This the first of many blog posts for ChiPy’s Spring Mentorship Program. I feel extremely lucky that I was selected to be a part of this wonderful cohort, and I’m excited to see what I can learn and create in the next few months.
Where I’m coming from
I’m a senior at UChicago in my last quarter of classes. I’m also a history major who studies American labor history, so how the heck did I find myself in a Python mentorship program?
I had an unpaid summer internship a few years ago where I found myself running out of things to do, so naturally, I enrolled in an online course to learn data analysis with R to learn how to make some of the Excel tasks I had more efficient. One thing led to another, and I found myself enrolling in class called Computer Science with Applications. The class was taught in Python, and I got to implement some cool things — probabilistic record linkage, analyzing election tweets, etc. — but it was all done in a very controlled environment. I was given a dataset, wrote programs on a Linux virtual machine, ran the tests they gave me, and submitted it.
But what if I wanted to create my own web scraper, or run my own analyses? Honestly, I was at a loss for where to even start: how do I use GitHub, how do I even run Python on my mac? These were all questions that my mentor, Jeremy, patiently went over with me at our first meeting. With ChiPy, I’m hoping to really get my hands dirty working with Python and also learning Web Dev IRL (in real life). I’d like to reach a level of competency where someone can say, “Hey Amy, can you make a web interface that recommends news articles from the opposing end of the political spectrum for me to read?” and I would be able to easily figure it out.

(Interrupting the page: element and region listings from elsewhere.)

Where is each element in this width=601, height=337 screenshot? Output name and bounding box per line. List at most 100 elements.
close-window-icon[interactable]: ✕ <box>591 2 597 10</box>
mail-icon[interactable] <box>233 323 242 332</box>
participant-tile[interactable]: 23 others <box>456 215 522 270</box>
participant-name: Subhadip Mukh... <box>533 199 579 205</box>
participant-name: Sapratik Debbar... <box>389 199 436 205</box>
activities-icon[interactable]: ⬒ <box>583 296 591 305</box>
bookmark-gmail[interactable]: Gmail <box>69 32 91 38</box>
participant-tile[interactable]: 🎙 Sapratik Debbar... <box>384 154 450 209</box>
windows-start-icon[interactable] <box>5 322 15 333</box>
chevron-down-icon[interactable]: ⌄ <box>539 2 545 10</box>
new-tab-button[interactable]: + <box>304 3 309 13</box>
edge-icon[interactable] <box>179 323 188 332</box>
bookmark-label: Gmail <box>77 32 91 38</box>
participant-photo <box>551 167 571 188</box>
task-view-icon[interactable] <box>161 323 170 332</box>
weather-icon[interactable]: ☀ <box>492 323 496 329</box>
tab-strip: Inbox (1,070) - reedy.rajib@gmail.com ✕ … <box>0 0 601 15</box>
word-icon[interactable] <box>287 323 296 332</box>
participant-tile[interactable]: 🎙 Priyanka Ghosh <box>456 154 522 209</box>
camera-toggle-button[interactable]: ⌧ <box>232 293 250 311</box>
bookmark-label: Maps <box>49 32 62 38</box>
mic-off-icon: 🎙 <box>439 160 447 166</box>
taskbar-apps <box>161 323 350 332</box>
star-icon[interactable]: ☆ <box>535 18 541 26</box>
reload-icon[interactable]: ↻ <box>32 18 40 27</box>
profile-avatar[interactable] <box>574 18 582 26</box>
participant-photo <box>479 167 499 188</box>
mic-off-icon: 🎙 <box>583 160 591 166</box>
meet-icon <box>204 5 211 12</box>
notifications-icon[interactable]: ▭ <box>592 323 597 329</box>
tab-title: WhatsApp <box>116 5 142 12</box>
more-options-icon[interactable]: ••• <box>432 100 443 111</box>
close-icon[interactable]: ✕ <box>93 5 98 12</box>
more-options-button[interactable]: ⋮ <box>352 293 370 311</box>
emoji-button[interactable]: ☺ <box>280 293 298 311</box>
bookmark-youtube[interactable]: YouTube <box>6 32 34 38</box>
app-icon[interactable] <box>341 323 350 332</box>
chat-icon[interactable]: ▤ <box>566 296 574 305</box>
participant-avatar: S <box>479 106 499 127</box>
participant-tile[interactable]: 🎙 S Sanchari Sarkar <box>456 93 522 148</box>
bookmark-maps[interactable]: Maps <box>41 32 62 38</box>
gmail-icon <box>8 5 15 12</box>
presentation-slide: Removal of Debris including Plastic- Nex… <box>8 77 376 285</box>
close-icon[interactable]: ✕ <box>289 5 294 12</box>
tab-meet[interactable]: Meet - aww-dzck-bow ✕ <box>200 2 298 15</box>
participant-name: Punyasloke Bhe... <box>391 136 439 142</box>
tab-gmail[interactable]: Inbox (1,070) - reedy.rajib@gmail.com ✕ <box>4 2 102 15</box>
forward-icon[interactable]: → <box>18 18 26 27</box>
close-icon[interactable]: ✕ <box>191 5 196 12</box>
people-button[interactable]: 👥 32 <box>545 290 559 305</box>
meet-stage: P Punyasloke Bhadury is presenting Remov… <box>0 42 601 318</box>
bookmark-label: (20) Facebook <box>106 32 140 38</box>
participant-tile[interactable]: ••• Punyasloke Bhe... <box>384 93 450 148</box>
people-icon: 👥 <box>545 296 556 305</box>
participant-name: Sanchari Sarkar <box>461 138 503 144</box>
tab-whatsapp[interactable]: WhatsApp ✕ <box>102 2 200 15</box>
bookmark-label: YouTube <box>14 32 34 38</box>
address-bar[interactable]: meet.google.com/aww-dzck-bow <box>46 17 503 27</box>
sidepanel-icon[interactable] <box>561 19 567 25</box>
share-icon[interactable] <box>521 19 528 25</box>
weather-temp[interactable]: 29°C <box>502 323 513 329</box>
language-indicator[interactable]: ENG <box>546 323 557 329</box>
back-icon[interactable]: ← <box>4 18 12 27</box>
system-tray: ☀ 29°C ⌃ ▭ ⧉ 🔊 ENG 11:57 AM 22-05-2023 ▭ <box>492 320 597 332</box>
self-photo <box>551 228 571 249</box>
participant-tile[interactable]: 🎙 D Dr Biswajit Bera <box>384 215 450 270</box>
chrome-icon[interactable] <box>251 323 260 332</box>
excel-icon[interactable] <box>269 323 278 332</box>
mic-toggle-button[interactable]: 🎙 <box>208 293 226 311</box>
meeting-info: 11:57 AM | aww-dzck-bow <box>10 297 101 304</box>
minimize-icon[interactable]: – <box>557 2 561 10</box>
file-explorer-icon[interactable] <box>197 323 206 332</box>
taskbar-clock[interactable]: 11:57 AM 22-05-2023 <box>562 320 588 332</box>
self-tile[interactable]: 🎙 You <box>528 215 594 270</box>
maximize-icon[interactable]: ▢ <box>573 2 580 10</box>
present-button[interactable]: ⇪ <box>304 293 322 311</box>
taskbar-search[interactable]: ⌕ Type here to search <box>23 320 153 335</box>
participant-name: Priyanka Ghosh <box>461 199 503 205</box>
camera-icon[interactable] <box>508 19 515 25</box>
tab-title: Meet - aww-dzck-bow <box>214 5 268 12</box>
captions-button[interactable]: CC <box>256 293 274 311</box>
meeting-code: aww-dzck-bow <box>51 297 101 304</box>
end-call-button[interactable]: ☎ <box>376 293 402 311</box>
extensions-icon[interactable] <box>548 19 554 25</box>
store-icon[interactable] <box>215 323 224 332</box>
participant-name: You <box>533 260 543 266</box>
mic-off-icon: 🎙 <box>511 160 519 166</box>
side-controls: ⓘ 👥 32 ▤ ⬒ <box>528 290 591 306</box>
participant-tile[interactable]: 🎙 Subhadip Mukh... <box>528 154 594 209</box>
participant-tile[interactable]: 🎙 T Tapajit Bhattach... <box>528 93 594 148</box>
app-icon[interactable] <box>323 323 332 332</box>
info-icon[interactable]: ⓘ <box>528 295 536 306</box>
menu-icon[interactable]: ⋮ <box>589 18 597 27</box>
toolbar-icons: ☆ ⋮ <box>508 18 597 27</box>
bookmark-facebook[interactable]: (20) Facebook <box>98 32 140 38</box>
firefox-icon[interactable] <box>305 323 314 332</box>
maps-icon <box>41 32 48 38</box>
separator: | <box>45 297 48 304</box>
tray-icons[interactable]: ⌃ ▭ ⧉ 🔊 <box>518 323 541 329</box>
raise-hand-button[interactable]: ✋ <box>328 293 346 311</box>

The big project, or at least the idea
I write for a local newspaper and have been interested in interactive data journalism for a while, enjoying it from a distance but never feeling like I had the skills to actually create a data feature myself. Being a history major, I’m always interested in change over time. The question I’d like to answer is: How has gentrification/the geographic shift of wealth and community investment affected transit inequality in Chicago? My project will look at the relationship between CTA train ridership and how that relates to changes in property values in various Chicago neighborhoods from 2001 to 2018. I’d also like to incorporate Census data, property development data, and really any other relevant datasets I can get my hands on along the way. The basic idea is to generate a heatmap of Chicago for each year from 2001 that shows gentrification patterns and how CTA routes have changed. It would be displayed on an interactive interface that would allow a user to easily compare each year and add layers to a map (built with D3js and Django, maybe?). The final product would look similar to DataMade’s Million Dollar Blocks project, with a little reporting on the side, or the Urban Institute’s Interactive Feature on the Housing Boom and Bust.
As you can see, I still have a lot of details to hammer out. I’m still very much in the exploratory phases of my project, unclear exactly what statistical clustering methods I might use, etc. The plan for now is to get my data loaded, cleaned, and put into a database that matches lat/lon. If anyone has any pointers on the rest, please send them along!